I had to add TODO comments to the code with specific instructions to utilize encodeIndex
which
the AI wrote a few prompts ago. I also had to come up with a way of storing the block offsets before
the AI understood that calling block.Encode()
everytime it needed an offset wasn't an efficient way
to solve the problem.
ReadInfo()
The AI implemented the method incorrectly, after a few attempts and diagnosis, I realized the AI wrote the
final SSTable offset as an uint64
instead of a uint32
which caused an out-of-bounds error. Once I fixed
this the method passed the provided test.
ReadIndex()
The AI implemented both ReadIndex()
and ReadIndexFromBytes()
perfectly, even including negative and
positive tests.
ReadBlocks()
I had to /ask
the AI to describe how it would implement the method several times. Each time I had to
add more //TODO
comments to the method and update the method comment before it finally gave me what I wanted.
The AI wanted to make multiple calls to the read only blob in order to fetch each block individually.
This was suboptimal as we have no idea if the ReadOnlyBlob implementation is making remote calls to fetch
the offsets, so I had to spell out exactly what I wanted in the TODOs before it would do it.
Once that was done, the AI wrote the code perfectly. The only change I needed to make was in the tests, as the AI didn't realize that multiple blocks would not result unless the keys exceeded the block size.
What I've learned
In all, using the AI made me really think hard about how I would explain what I wanted. The advantage of this is that the code gets better documentation than it normally would if I was writing the implementation as I know what I want, and don't have to describe it to anyone.

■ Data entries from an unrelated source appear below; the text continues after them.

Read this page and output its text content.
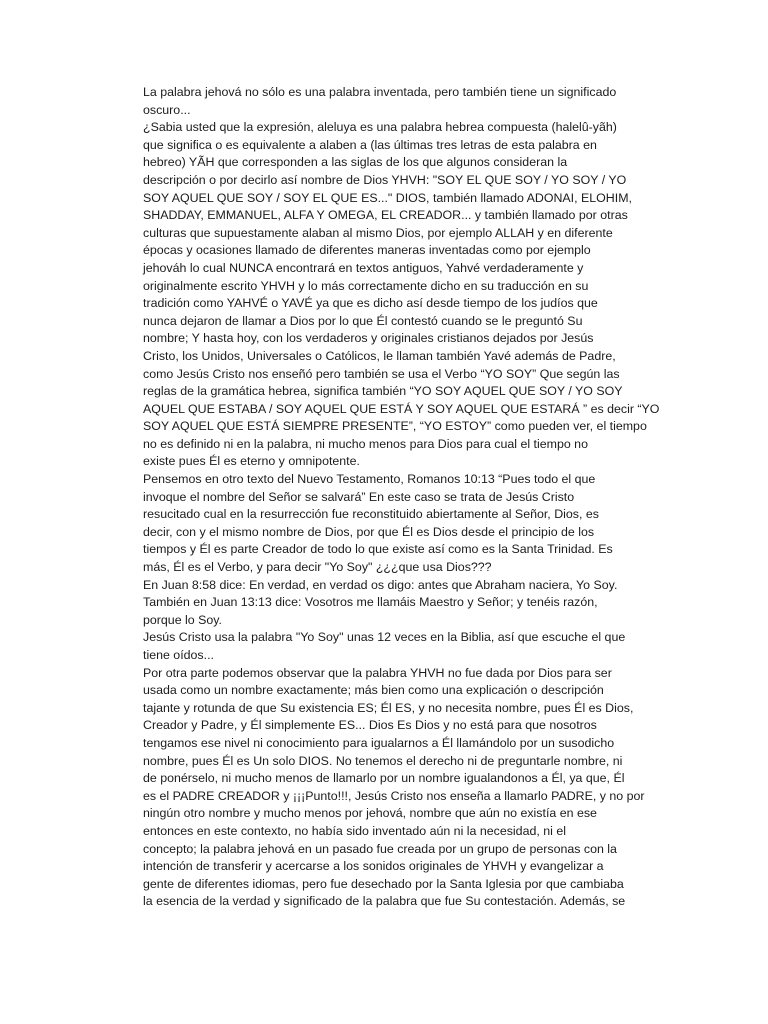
La palabra jehová no sólo es una palabra inventada, pero también tiene un significado
oscuro...
¿Sabia usted que la expresión, aleluya es una palabra hebrea compuesta (halelû-yãh)
que significa o es equivalente a alaben a (las últimas tres letras de esta palabra en
hebreo) YÃH que corresponden a las siglas de los que algunos consideran la
descripción o por decirlo así nombre de Dios YHVH: "SOY EL QUE SOY / YO SOY / YO
SOY AQUEL QUE SOY / SOY EL QUE ES..." DIOS, también llamado ADONAI, ELOHIM,
SHADDAY, EMMANUEL, ALFA Y OMEGA, EL CREADOR... y también llamado por otras
culturas que supuestamente alaban al mismo Dios, por ejemplo ALLAH y en diferente
épocas y ocasiones llamado de diferentes maneras inventadas como por ejemplo
jehováh lo cual NUNCA encontrará en textos antiguos, Yahvé verdaderamente y
originalmente escrito YHVH y lo más correctamente dicho en su traducción en su
tradición como YAHVÉ o YAVÉ ya que es dicho así desde tiempo de los judíos que
nunca dejaron de llamar a Dios por lo que Él contestó cuando se le preguntó Su
nombre; Y hasta hoy, con los verdaderos y originales cristianos dejados por Jesús
Cristo, los Unidos, Universales o Católicos, le llaman también Yavé además de Padre,
como Jesús Cristo nos enseñó pero también se usa el Verbo “YO SOY” Que según las
reglas de la gramática hebrea, significa también “YO SOY AQUEL QUE SOY / YO SOY
AQUEL QUE ESTABA / SOY AQUEL QUE ESTÁ Y SOY AQUEL QUE ESTARÁ ” es decir “YO
SOY AQUEL QUE ESTÁ SIEMPRE PRESENTE”, “YO ESTOY” como pueden ver, el tiempo
no es definido ni en la palabra, ni mucho menos para Dios para cual el tiempo no
existe pues Él es eterno y omnipotente.
Pensemos en otro texto del Nuevo Testamento, Romanos 10:13 “Pues todo el que
invoque el nombre del Señor se salvará” En este caso se trata de Jesús Cristo
resucitado cual en la resurrección fue reconstituido abiertamente al Señor, Dios, es
decir, con y el mismo nombre de Dios, por que Él es Dios desde el principio de los
tiempos y Él es parte Creador de todo lo que existe así como es la Santa Trinidad. Es
más, Él es el Verbo, y para decir "Yo Soy" ¿¿¿que usa Dios???
En Juan 8:58 dice: En verdad, en verdad os digo: antes que Abraham naciera, Yo Soy.
También en Juan 13:13 dice: Vosotros me llamáis Maestro y Señor; y tenéis razón,
porque lo Soy.
Jesús Cristo usa la palabra "Yo Soy" unas 12 veces en la Biblia, así que escuche el que
tiene oídos...
Por otra parte podemos observar que la palabra YHVH no fue dada por Dios para ser
usada como un nombre exactamente; más bien como una explicación o descripción
tajante y rotunda de que Su existencia ES; Él ES, y no necesita nombre, pues Él es Dios,
Creador y Padre, y Él simplemente ES... Dios Es Dios y no está para que nosotros
tengamos ese nivel ni conocimiento para igualarnos a Él llamándolo por un susodicho
nombre, pues Él es Un solo DIOS. No tenemos el derecho ni de preguntarle nombre, ni
de ponérselo, ni mucho menos de llamarlo por un nombre igualandonos a Él, ya que, Él
es el PADRE CREADOR y ¡¡¡Punto!!!, Jesús Cristo nos enseña a llamarlo PADRE, y no por
ningún otro nombre y mucho menos por jehová, nombre que aún no existía en ese
entonces en este contexto, no había sido inventado aún ni la necesidad, ni el
concepto; la palabra jehová en un pasado fue creada por un grupo de personas con la
intención de transferir y acercarse a los sonidos originales de YHVH y evangelizar a
gente de diferentes idiomas, pero fue desechado por la Santa Iglesia por que cambiaba
la esencia de la verdad y significado de la palabra que fue Su contestación. Además, se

This way, the code gets documented and I end up moving faster than I normally would.
The other thing I considered is that I might be able to ask a newer AI model to re-write a method to improve it, or make it more efficient. The excellent documentation that results due to process assists future developers and AI as the documentation clearly spells out what the code "should" be doing and why.
I don't think I could have gotten this far with as little time as I've invested in this without the AI.
Provide exact instructions in the method comments
When designing the methods and functions you want the AI to implement, explicitly state what and how the method should operate. This gives the AI hints as to what you expect. Then when prompting include additional instructions
Example:
// ReadBloom reads the bloom.Filter from the provided store using blob.ReadRange()
// using the offsets provided by Info.
func (d *Decoder) ReadBloom(info *Info, b ReadOnlyBlob) (*bloom.Filter, error) {
return nil, nil // TODO
}
Prompt:
Provide an implementation of sstable.Decoder.ReadBloom() using
the same error verbage as ReadInfo().
Add TODOs to complex methods for the AI to follow
When asking the AI to implement methods which require multiple steps or utilizes different parts of the code base, I
got better results when I added //TODO
comments in the method. For example:
// Build returns the SSTable in it's encoded form
func (bu *Builder) Build() *Table {
// TODO: Finalize the last block if it's not empty
// TODO: Encode blocks using block.Encode()
// TODO: Build the bloom filter using bu.bloomBuilder.Build() if the number of keys
// is greater than bu.conf.MinFilterKeys
// TODO: Build and encode the flatbuf.SsTableIndexT using bu.blocks[].Meta
// TODO: Build and encode sstable.Info using encodeInfo() from flatbuf.go
// TODO: Append the info offset as a uint32
}
For complex methods, Ask the AI to explain first
Use the /ask
command in aider to ask how the AI would implement a method. This avoids having the AI make
changes the FIX those changes it got wrong because it didn't understand your requirements.
Often times I will make several /ask
follow-ups after adding //TODO
or improving the method comment until
it understands what the method is supposed todo.
Git Add before asking the AI to make changes
Run aider with auto-commits: false
and commit your changes before asking the AI to make code changes. This
allows you to quickly roll back if the AI gets it really wrong.